Here’s another tip: What happens to all those prospects who never bought from you? Would it make sense to contact them when business slows down to let them know about your Big Sale? Let’s say you average 50 units a month. You have to talk to between 400 and 500 prospects to get those 50 sales. That leaves about an average of 450 prospects
who didn’t buy from you. That’s 5,400 prospects a year that you paid to attract to your dealership. Did you take the time to record those prospects during the good times or were you so busy, your sales reps just blew them out and took the next up? By taking the time to get that prospect information in your database, you could do some simple data mining and target marketing when you need to generate sales during slow times. There’s gold in them thar databases! How many sales do you lose each month due to a lack of consistent follow-up? If you have 10 sales reps, odds are pretty good that at least half of them lose a deal each month! DO THE MATH! Five sales a month means the loss of 60 Deals per year! If you really want to get depressed, multiply that by your average gross! That’s a ton of profit gone to your competitor!

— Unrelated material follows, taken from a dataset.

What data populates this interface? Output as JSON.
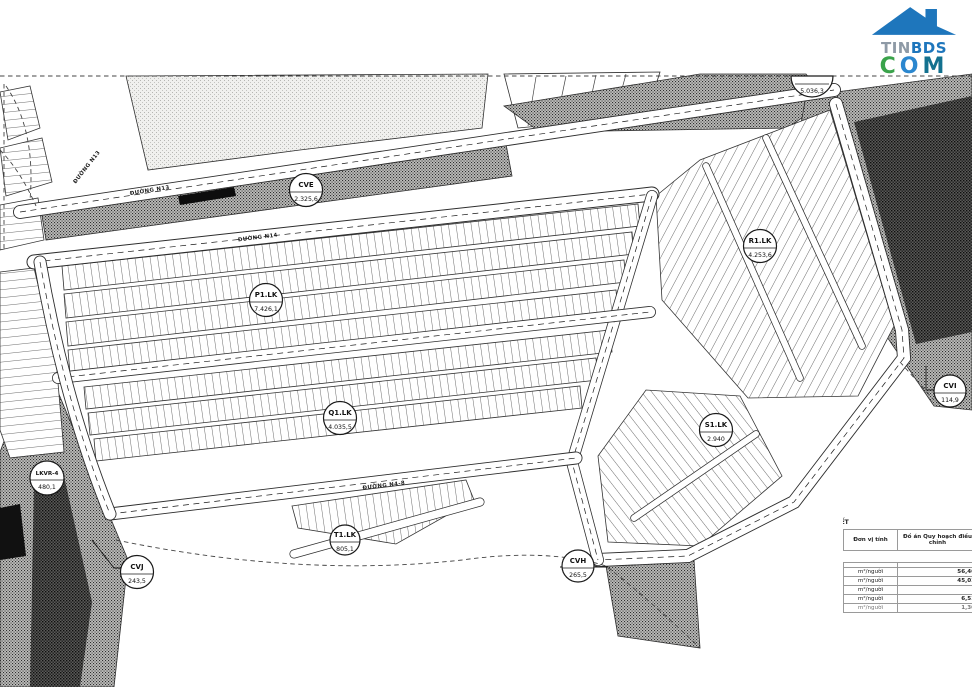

Reason #4 is, most CRM’s do little or nothing to build Customer Relationships! Why in the world would dealerships spend tens of thousands of dollars, every month, on ads designed to attract the least loyal, most price conscious and difficult prospects into dealership showrooms only to have their sales reps drop the ball when it comes to consistent, professional follow-up.
Who was the most successful salesperson that you have ever come across? I have asked over 5000 salespeople this question at the beginning of each ProResponse installation. I have been told thrilling tales about some of the best of the best. High achievers that have made their mark selling and holding gross. These chosen few are enjoying incomes that should make the rest green with envy. I push the attendees of my meetings to discuss the traits of such superstars. We talk about charisma, rapport building, dynamic product presentations and negotiating skills. At this point, some of the class actually start to show signs of depression; realizing that some of the traits that are being discussed may in fact be God given and that all of the training in the world won’t turn Joe Isuzu into Joe Verdi. With a little further prodding the class comes to a startling conclusion; the common trait that most ultra successful salespeople have is that they simply have more people coming in and asking for them each day. Be-backs, referrals and repeat customers. Think back to the most successful salesperson that you ever worked with. If you took the time to reflect back and identify a top performer from your past, that person may have been the most charismatic, the best product presenter and the slickest negotiator but chances are what set that person apart from the rest was the size of his customer base and how it was utilized. All of our objectives as a retail business will be more easily accomplished with a steady supply of local, loyal prospects and customers. Repeat and referral customers bring the highest gross! Your CRM should follow-up every Internet lead, phone and floor prospect as well as sold customers for at least 8 years. If you aren’t communicating constantly with your prospects and customers then you’re sales people are just wasting time in front of a computer screen. Write them, email them and most importantly…call them. When it comes down to it, computers don’t sell…people do and it’s simply about the relationships we build with our prospects and our customers that will ensure our future.